Right now, I’m listening to a song called “How It Ends” by a band called Devotchka. I know about this song because it is played on trailers for the upcoming film, Everything Is Illuminated, a film based off of the best book I’ve read in the last five years. The author of Everything Is Illuminated is a guy named Johnathan Safran Foer, who was in his early 20’s when he wrote the book.
Extremely Loud and Incredibly Close is Foer’s sophomore effort, an ambitious fictional account of a boy who’s father was killed in the World Trade Center attacks. Nine year-old Oskar Schell undertakes a search across the five boroughs of New York City in search of a lock that he hopes to open with a key that he believes belonged to his father.
Zadie Smith and Dave Eggers, two of Foer’s peers in a new generation of writers, struggled with their second novels. Partly, this was due to the fact that the hype of their first novels would be difficult for anyone to reproduce. Another reason was that Eggers’ Heartbreaking Work of Staggering Genius and Smith’s White Teeth, like Foer’s Everything Is Illuminated, are either personal or appear that way.
Extremely Loud is very similar to Illuminated. Both protagonists are young and closely entwined to the generations before them. Both are searching for links to lost members of their families.

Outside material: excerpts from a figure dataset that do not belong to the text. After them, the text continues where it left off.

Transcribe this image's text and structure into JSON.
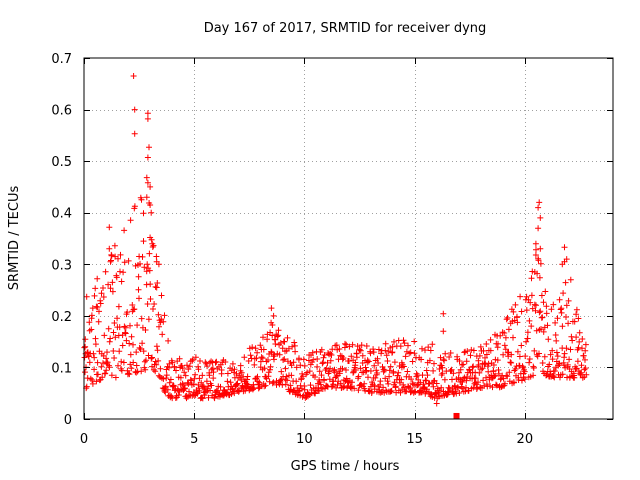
{
  "chart_data": {
    "type": "scatter",
    "title": "Day 167 of 2017, SRMTID for receiver dyng",
    "xlabel": "GPS time / hours",
    "ylabel": "SRMTID / TECUs",
    "xlim": [
      0,
      24
    ],
    "ylim": [
      0,
      0.7
    ],
    "x_ticks": [
      0,
      5,
      10,
      15,
      20
    ],
    "x_tick_labels": [
      "0",
      "5",
      "10",
      "15",
      "20"
    ],
    "y_ticks": [
      0,
      0.1,
      0.2,
      0.3,
      0.4,
      0.5,
      0.6,
      0.7
    ],
    "y_tick_labels": [
      "0",
      "0.1",
      "0.2",
      "0.3",
      "0.4",
      "0.5",
      "0.6",
      "0.7"
    ],
    "grid": true,
    "marker": "plus",
    "color": "#ff0000",
    "series": [
      {
        "name": "SRMTID",
        "envelope": [
          [
            0.0,
            0.06,
            0.24
          ],
          [
            0.5,
            0.07,
            0.26
          ],
          [
            1.0,
            0.08,
            0.3
          ],
          [
            1.5,
            0.08,
            0.35
          ],
          [
            2.0,
            0.08,
            0.38
          ],
          [
            2.5,
            0.09,
            0.45
          ],
          [
            3.0,
            0.1,
            0.42
          ],
          [
            3.3,
            0.09,
            0.32
          ],
          [
            3.6,
            0.05,
            0.22
          ],
          [
            4.0,
            0.04,
            0.12
          ],
          [
            5.0,
            0.04,
            0.12
          ],
          [
            6.0,
            0.04,
            0.12
          ],
          [
            7.0,
            0.05,
            0.12
          ],
          [
            8.0,
            0.06,
            0.16
          ],
          [
            8.5,
            0.07,
            0.19
          ],
          [
            9.0,
            0.06,
            0.17
          ],
          [
            10.0,
            0.04,
            0.13
          ],
          [
            11.0,
            0.06,
            0.14
          ],
          [
            12.0,
            0.06,
            0.15
          ],
          [
            13.0,
            0.05,
            0.14
          ],
          [
            14.0,
            0.05,
            0.15
          ],
          [
            15.0,
            0.05,
            0.16
          ],
          [
            16.0,
            0.04,
            0.13
          ],
          [
            17.0,
            0.05,
            0.13
          ],
          [
            18.0,
            0.06,
            0.14
          ],
          [
            18.8,
            0.06,
            0.17
          ],
          [
            19.5,
            0.07,
            0.22
          ],
          [
            20.3,
            0.08,
            0.28
          ],
          [
            20.7,
            0.1,
            0.38
          ],
          [
            21.0,
            0.08,
            0.24
          ],
          [
            21.5,
            0.08,
            0.22
          ],
          [
            22.0,
            0.08,
            0.3
          ],
          [
            22.5,
            0.08,
            0.18
          ],
          [
            22.8,
            0.08,
            0.16
          ]
        ],
        "points": [
          [
            2.25,
            0.665
          ],
          [
            2.3,
            0.6
          ],
          [
            2.3,
            0.553
          ],
          [
            2.9,
            0.593
          ],
          [
            2.9,
            0.582
          ],
          [
            2.95,
            0.527
          ],
          [
            2.9,
            0.507
          ],
          [
            2.85,
            0.468
          ],
          [
            2.9,
            0.458
          ],
          [
            3.0,
            0.45
          ],
          [
            2.85,
            0.43
          ],
          [
            3.0,
            0.415
          ],
          [
            3.05,
            0.4
          ],
          [
            1.15,
            0.372
          ],
          [
            2.7,
            0.345
          ],
          [
            3.0,
            0.352
          ],
          [
            3.1,
            0.34
          ],
          [
            1.15,
            0.33
          ],
          [
            2.5,
            0.315
          ],
          [
            3.3,
            0.305
          ],
          [
            3.4,
            0.3
          ],
          [
            3.3,
            0.255
          ],
          [
            1.2,
            0.305
          ],
          [
            0.6,
            0.272
          ],
          [
            20.65,
            0.42
          ],
          [
            20.6,
            0.41
          ],
          [
            20.7,
            0.39
          ],
          [
            20.6,
            0.37
          ],
          [
            20.5,
            0.34
          ],
          [
            20.7,
            0.33
          ],
          [
            20.5,
            0.318
          ],
          [
            21.8,
            0.333
          ],
          [
            21.9,
            0.31
          ],
          [
            21.8,
            0.305
          ],
          [
            21.7,
            0.3
          ],
          [
            16.3,
            0.204
          ],
          [
            16.3,
            0.17
          ],
          [
            8.5,
            0.215
          ],
          [
            8.6,
            0.2
          ],
          [
            0.05,
            0.14
          ],
          [
            15.8,
            0.145
          ],
          [
            16.0,
            0.03
          ],
          [
            16.2,
            0.045
          ],
          [
            0.1,
            0.06
          ]
        ],
        "square_markers": [
          [
            16.9,
            0.002
          ]
        ]
      }
    ]
  }
}
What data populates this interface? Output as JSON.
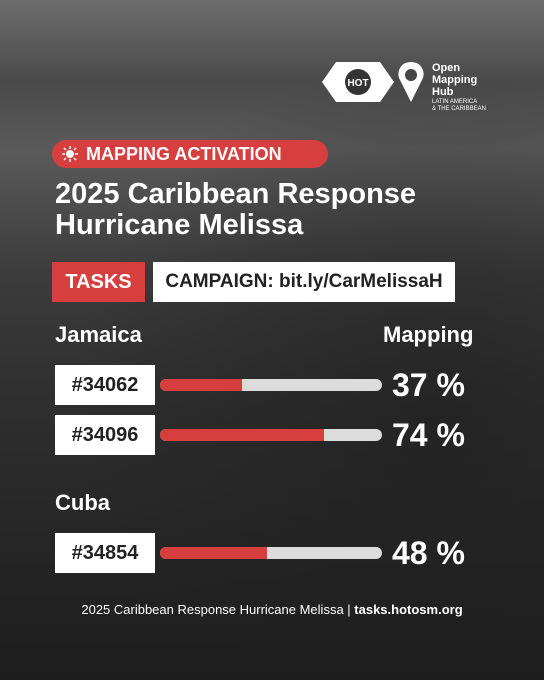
{
  "logos": {
    "hot": "HOT",
    "hub": [
      "Open",
      "Mapping",
      "Hub"
    ],
    "region": [
      "LATIN AMERICA",
      "& THE CARIBBEAN"
    ]
  },
  "badge": "MAPPING ACTIVATION",
  "title": [
    "2025 Caribbean Response",
    "Hurricane Melissa"
  ],
  "tasks_label": "TASKS",
  "campaign": "CAMPAIGN: bit.ly/CarMelissaH",
  "column_header": "Mapping",
  "progress_scale": [
    0,
    100
  ],
  "groups": [
    {
      "name": "Jamaica",
      "tasks": [
        {
          "id": "#34062",
          "progress": 37,
          "progress_label": "37 %"
        },
        {
          "id": "#34096",
          "progress": 74,
          "progress_label": "74 %"
        }
      ]
    },
    {
      "name": "Cuba",
      "tasks": [
        {
          "id": "#34854",
          "progress": 48,
          "progress_label": "48 %"
        }
      ]
    }
  ],
  "footer": {
    "text": "2025 Caribbean Response Hurricane Melissa | ",
    "link": "tasks.hotosm.org"
  }
}
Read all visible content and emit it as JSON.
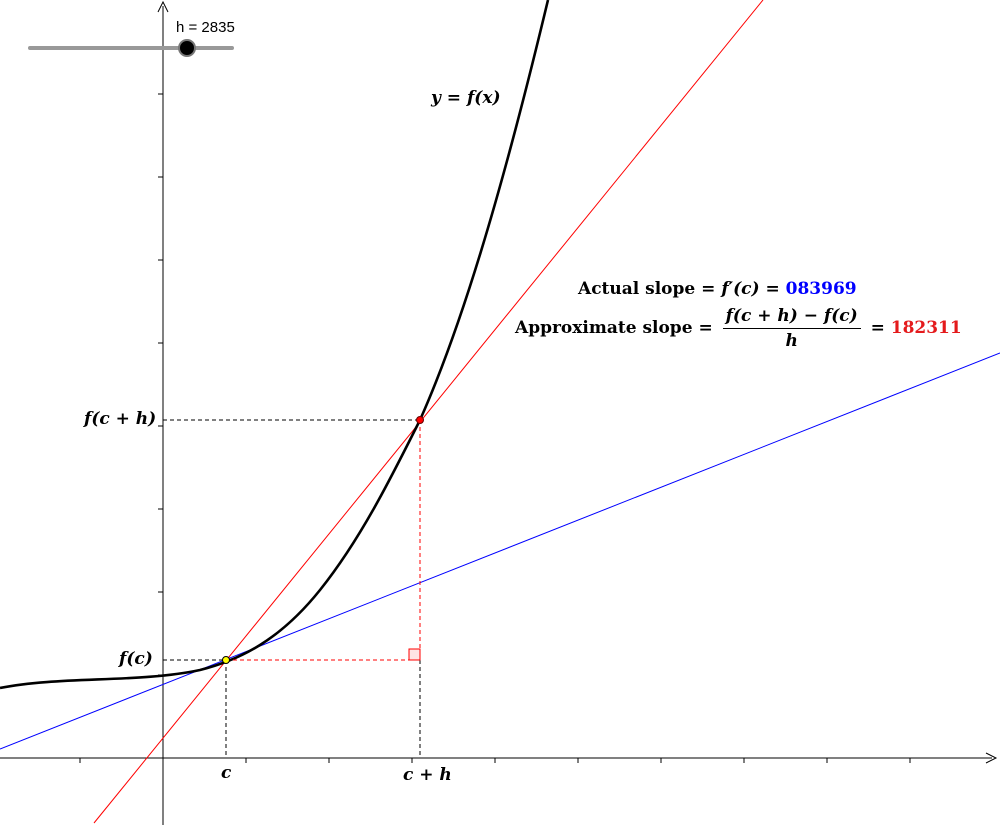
{
  "slider": {
    "name": "h",
    "value": "2835",
    "label": "h = 2835"
  },
  "graph": {
    "curve_label": "y = f(x)",
    "x_labels": {
      "c": "c",
      "c_plus_h": "c + h"
    },
    "y_labels": {
      "f_c": "f(c)",
      "f_c_plus_h": "f(c + h)"
    }
  },
  "slopes": {
    "actual": {
      "title": "Actual slope",
      "equals": "=",
      "expression": "f′(c)",
      "value": "083969"
    },
    "approximate": {
      "title": "Approximate slope",
      "equals": "=",
      "numerator": "f(c + h) − f(c)",
      "denominator": "h",
      "value": "182311"
    }
  },
  "colors": {
    "curve": "#000000",
    "secant": "#ff0000",
    "tangent": "#0000ff",
    "axes": "#000000",
    "slider_track": "#999999",
    "actual_value": "#0000ff",
    "approx_value": "#e41a1c"
  }
}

In both novels, Foer uses format tricks to emphasize story points.
While Foer has received criticism for these tricks, they take the art of writing beyond the literal meaning of the words. Oskar recalls his father reading the newspaper and circling errors, so some pages feature words circled hastily in bright red ink. On other pages, the type begins to get closer and closer near the bottom of the page until the final lines are black and unreadable. Foer writes with such detail and beauty that it’s easy to imagine that the black lines contain some of his most poetic words.

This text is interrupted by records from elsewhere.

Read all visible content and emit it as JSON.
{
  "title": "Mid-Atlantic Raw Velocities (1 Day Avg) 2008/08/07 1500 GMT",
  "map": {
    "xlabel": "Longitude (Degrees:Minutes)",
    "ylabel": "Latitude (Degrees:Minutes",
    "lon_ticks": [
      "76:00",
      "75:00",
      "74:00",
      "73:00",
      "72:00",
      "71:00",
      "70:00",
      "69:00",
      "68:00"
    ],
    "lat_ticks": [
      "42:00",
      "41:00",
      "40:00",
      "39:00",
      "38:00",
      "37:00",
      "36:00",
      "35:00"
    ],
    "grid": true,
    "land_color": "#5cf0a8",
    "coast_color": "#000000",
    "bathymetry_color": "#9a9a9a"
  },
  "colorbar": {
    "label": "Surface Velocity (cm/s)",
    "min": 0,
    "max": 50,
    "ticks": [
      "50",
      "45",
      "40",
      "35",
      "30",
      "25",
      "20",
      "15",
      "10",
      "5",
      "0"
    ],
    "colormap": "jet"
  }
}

Extremely Loud and Incredibly Close is also one of the first pieces of literature to explore the effects of September 11th from a fictional standpoint. Foer writes Oskar’s grief well, touching for brief and heart-wrenching moments on his anger.
Even in company with Eggers and Smith, Johnathan Safran Foer may be the best young writer alive. That being said, Extremely Loud is not his finest work, and I think the disconnect is that Everything is Illuminated seems like a labor of love, a creation that was meticulously cared for and structured. Extremely Loud and Incredibly Close, on the other hand, seems like a novel.
Johnathan Safran Foer, Extremely Loud and Incredibly Close: B-
Jordan Green wishes that he had the focus to write even a “freshman effort”, and feels vaguely guilty criticizing (even slightly) a writer that he considers to be America’s next literary genius.